Both taste and smell are such fleeting experiences but in the case of winemaking, they must be assigned to memory and attached to physical processes. What can this example of taste memory in winemaking tell us about the role of smell, taste and memory in the production of other artisanal beverages and foodstuffs? Although wine alters as it ages, it can be kept and consumed for many years before becoming undrinkable, but what are the barriers to taste memory with other foods that spoil much more quickly? Wine offers a unique opportunity to investigate the evanescence of taste and smell, as well as the social processes by which memory and knowledge is sustained. It is not just in the verbal and written descriptions of sensory experience that the taste and smell of wine are committed to memory. It is in the physical act of frequent smelling and tasting that the artisan learns how to maintain the filo condutorre.
References
Bérard, Laurence, and Phillippe Marchenay. 2007. Lieux, Temps et Preuves. Terrain, 24:153-164.

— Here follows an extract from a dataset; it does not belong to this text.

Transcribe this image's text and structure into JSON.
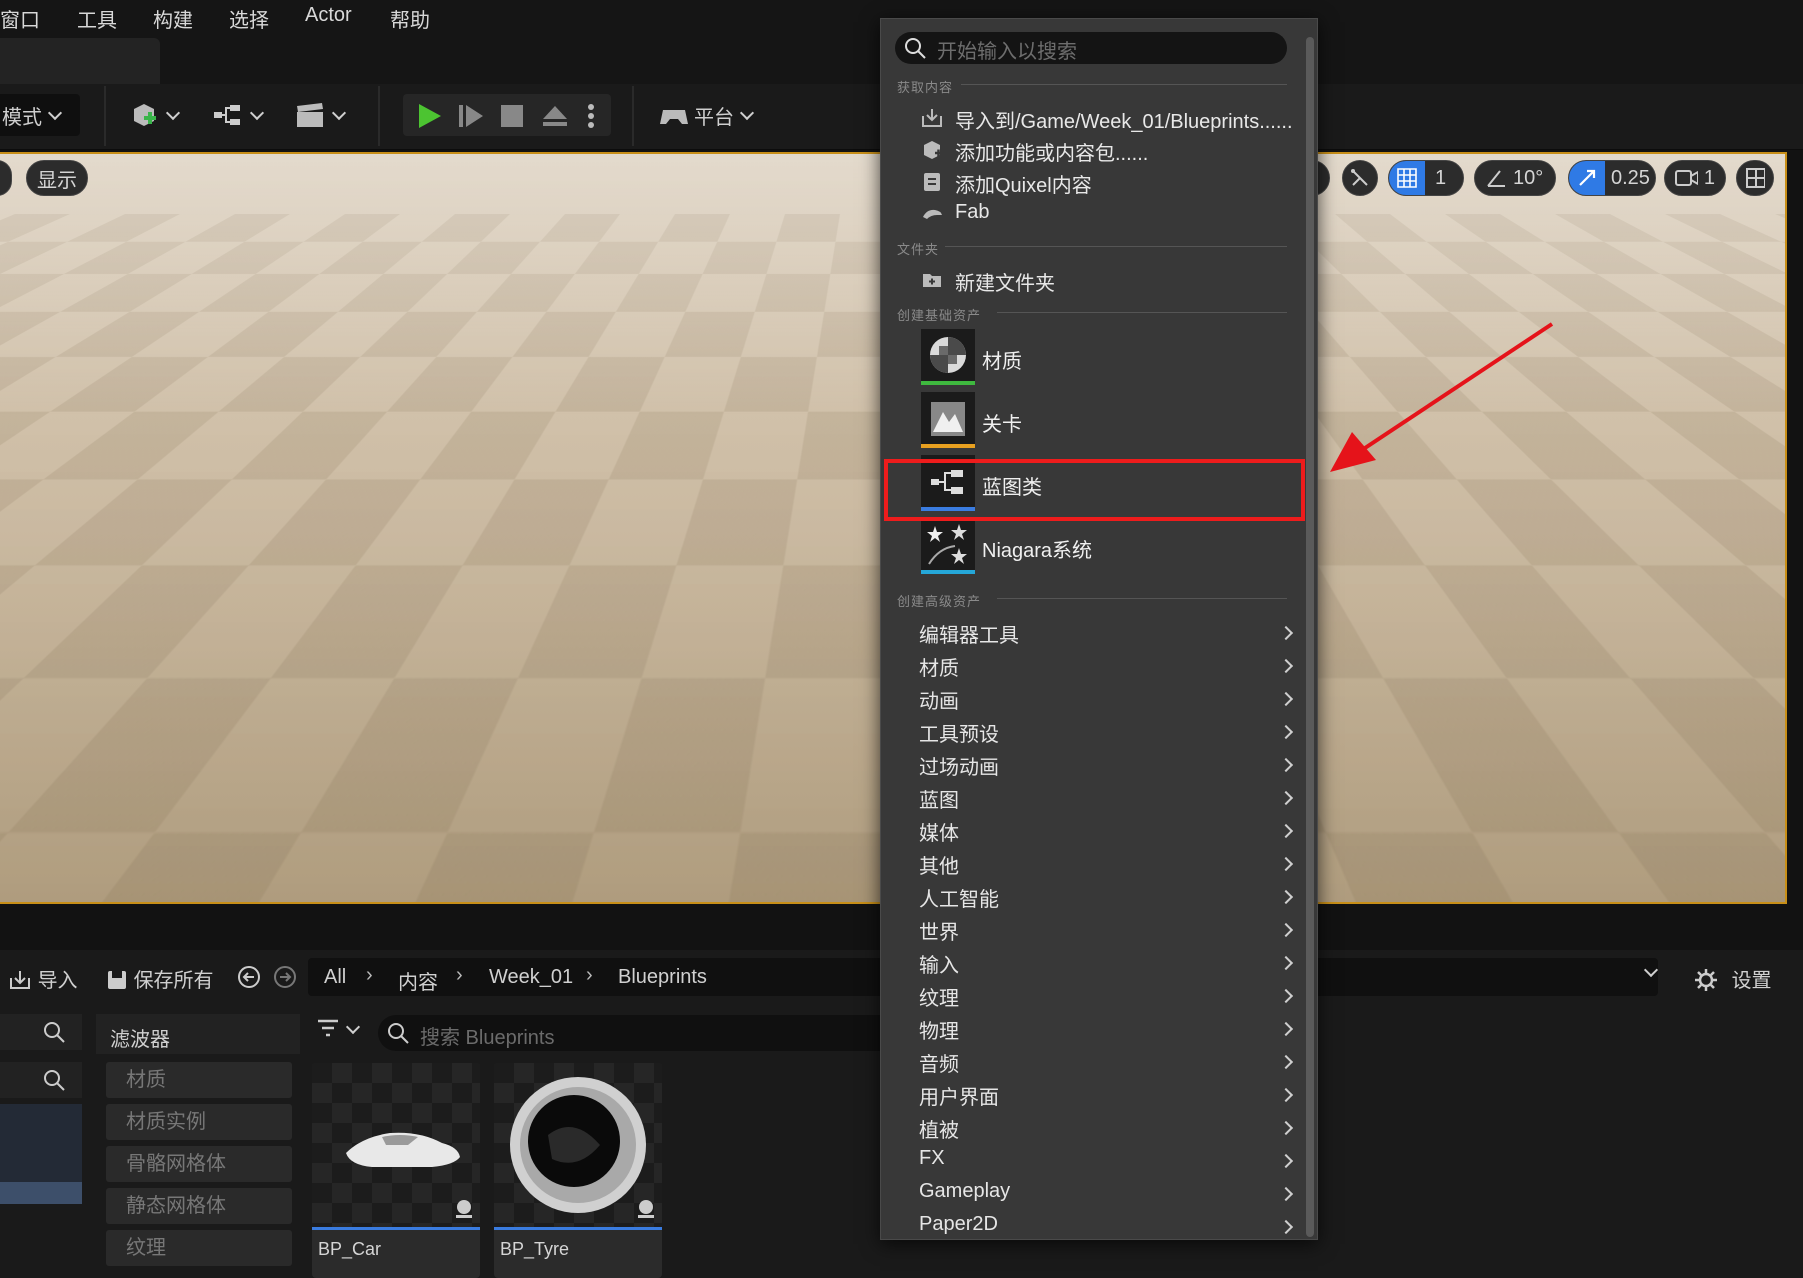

Fanet, Jacques. 2004. Great Wine Terroirs. Berkeley: University of California Press.
Herzfeld, Michael. 2004. The Body Impolitic: Artisans and Artifice in the Global Hierarchy of Value. Chicago: University of Chicago Press.
Nora, Pierre. 1989. Between Memory and History: Les Lieux de Mémoire. Representations, 26:7-24.
Ricœur, Paul. 2004. Memory, History, Forgetting. Chicago: University of Chicago Press.
Trubek, Amy B. 2008. The Taste of Place: A Cultural Journey into Terroir. Berkeley: University of California Press.
Wilson, James E. 1998. Terroir: The Role of Geology, Climate and Culture in Making French Wine. Berkeley: University of California Press.